To prevent too many sizes that need stock in your production hall a producer could say I want only 3 sizes and I want them for an equal number of the population, so each about 33%, because that is easy for the production view point. Below you see the effect. Box2 is much smaller because most children are in there crowded. Also you can read another anthropometric piece of knowledge: if a child has a stature of 1338 mm, the lower leg (popliteal height varies from the bottom side of box 2 to the ceiling of box2 , so about from 33 cm to 38 cm. This way of reading anthropometric data in ELLIPS helps you as a designer to see how the data correlates with each other and how to find how many sizes you need to cover the whole variation.


My comment as an human factors- ergonomics specialist would be:

These sizes will not fit many children. For example in Box 1 there are children with a lower leg length (popliteal height) of 33 cm that have to sit on a seat of 21.5 cm because otherwise the smallest children can’t put their feet on the floor. The feet on the floor should be a starting point. Thereafter you can ask how many children can sit on this seat of 21.5 cm. This will be a small group until there lower legs get longer than +3.5 cm. See below.
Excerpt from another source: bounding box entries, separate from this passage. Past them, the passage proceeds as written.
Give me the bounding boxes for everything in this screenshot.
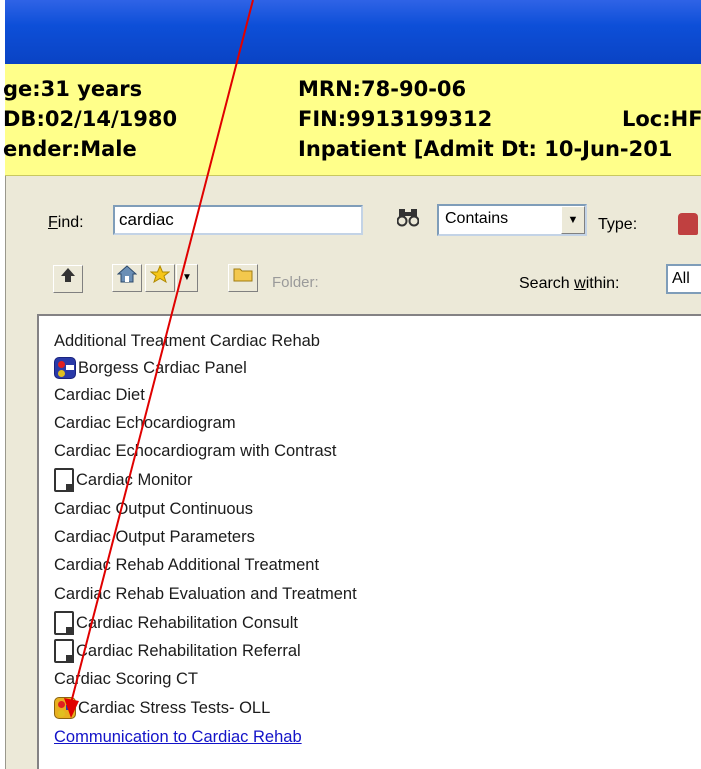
result-item[interactable]: Cardiac Diet [54, 381, 145, 409]
document-icon [54, 468, 74, 492]
result-item[interactable]: Cardiac Echocardiogram with Contrast [54, 437, 336, 465]
document-icon [54, 639, 74, 663]
result-item[interactable]: Additional Treatment Cardiac Rehab [54, 327, 320, 355]
patient-location: Loc:HF [622, 107, 701, 131]
chevron-down-icon: ▼ [182, 272, 192, 283]
result-item-label: Cardiac Scoring CT [54, 669, 198, 688]
match-mode-select[interactable]: Contains ▼ [437, 204, 587, 236]
result-item[interactable]: Communication to Cardiac Rehab [54, 723, 302, 751]
chevron-down-icon[interactable]: ▼ [561, 206, 585, 234]
home-button[interactable] [112, 264, 142, 292]
up-level-button[interactable] [53, 265, 83, 293]
result-item[interactable]: Cardiac Output Parameters [54, 523, 255, 551]
patient-fin: FIN:9913199312 [298, 107, 493, 131]
result-item-label: Cardiac Diet [54, 385, 145, 404]
folder-icon [233, 268, 253, 282]
patient-mrn: MRN:78-90-06 [298, 77, 467, 101]
result-item-label: Communication to Cardiac Rehab [54, 727, 302, 746]
search-within-label: Search within: [519, 275, 620, 292]
result-item[interactable]: Cardiac Rehab Additional Treatment [54, 551, 319, 579]
result-item-label: Cardiac Rehab Additional Treatment [54, 555, 320, 574]
document-icon [54, 611, 74, 635]
find-input[interactable]: cardiac [113, 205, 363, 235]
result-item-label: Cardiac Output Continuous [54, 499, 254, 518]
type-label: Type: [598, 216, 638, 233]
favorites-dropdown-button[interactable]: ▼ [176, 264, 198, 292]
encounter-info: Inpatient [Admit Dt: 10-Jun-201 [298, 137, 673, 161]
match-mode-value: Contains [445, 210, 509, 227]
powerplan-icon [54, 697, 76, 719]
patient-gender: ender:Male [3, 137, 137, 161]
folder-button[interactable] [228, 264, 258, 292]
up-arrow-icon [61, 268, 75, 282]
result-item[interactable]: Cardiac Stress Tests- OLL [54, 694, 270, 722]
binoculars-icon[interactable] [396, 207, 420, 233]
patient-banner: ge:31 years DB:02/14/1980 ender:Male MRN… [3, 64, 701, 176]
powerplan-icon [54, 357, 76, 379]
result-item-label: Additional Treatment Cardiac Rehab [54, 331, 320, 350]
result-item[interactable]: Cardiac Rehabilitation Referral [54, 637, 301, 665]
result-item[interactable]: Cardiac Monitor [54, 466, 192, 494]
patient-dob: DB:02/14/1980 [3, 107, 178, 131]
result-item[interactable]: Cardiac Rehab Evaluation and Treatment [54, 580, 357, 608]
star-icon [149, 264, 171, 284]
result-item[interactable]: Borgess Cardiac Panel [54, 354, 247, 382]
patient-age: ge:31 years [3, 77, 143, 101]
favorites-button[interactable] [145, 264, 175, 292]
result-item[interactable]: Cardiac Echocardiogram [54, 409, 236, 437]
result-item[interactable]: Cardiac Scoring CT [54, 665, 198, 693]
result-item-label: Cardiac Rehabilitation Consult [76, 613, 298, 632]
search-within-select[interactable]: All [666, 264, 701, 294]
result-item-label: Cardiac Rehab Evaluation and Treatment [54, 584, 357, 603]
result-item-label: Cardiac Monitor [76, 470, 193, 489]
home-icon [116, 265, 138, 283]
result-item[interactable]: Cardiac Rehabilitation Consult [54, 609, 298, 637]
result-item-label: Cardiac Stress Tests- OLL [78, 698, 271, 717]
order-type-icon[interactable] [678, 213, 698, 235]
result-item-label: Cardiac Echocardiogram with Contrast [54, 441, 337, 460]
find-label: Find: [48, 214, 84, 231]
window-titlebar [5, 0, 701, 64]
folder-label: Folder: [272, 274, 319, 291]
result-item-label: Cardiac Echocardiogram [54, 413, 236, 432]
result-item-label: Cardiac Output Parameters [54, 527, 255, 546]
result-item[interactable]: Cardiac Output Continuous [54, 495, 253, 523]
result-item-label: Borgess Cardiac Panel [78, 358, 247, 377]
result-item-label: Cardiac Rehabilitation Referral [76, 641, 301, 660]
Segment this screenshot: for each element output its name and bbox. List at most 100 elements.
To solve this matter I developed the 30 degrees rule: this means a child can sit with the foot on the floor as long the lower leg does not deviate more than 30 degrees from vertical. This rule will result in a lower height (=3,5cm) of Box1. Box2 can be about 4 cm etc. The whole range of seat heights recommended was: 215 (250) 250 (290) 290 (335) 335 (390) 390 (450) 450 (520) 520 (600). For the Dutch Schoolfurniture Standardization Committee we made a proposal based on this calculation and came to 7 different sizes. This knowledge was used in Pren 1729, later evoluated into NEN-EN 1729-1:2015. More about this issue can be read in the following paper:

Revision of the design of a standard for the dimensions of school furniture, Molenbroek JFM, Kroon-Ramaekers YMT, Snijders,C.J.,Ergonomics 46 (7), 681-694 or in Dutch in the book Op Maat Gemaakt, Molenbroek,1994.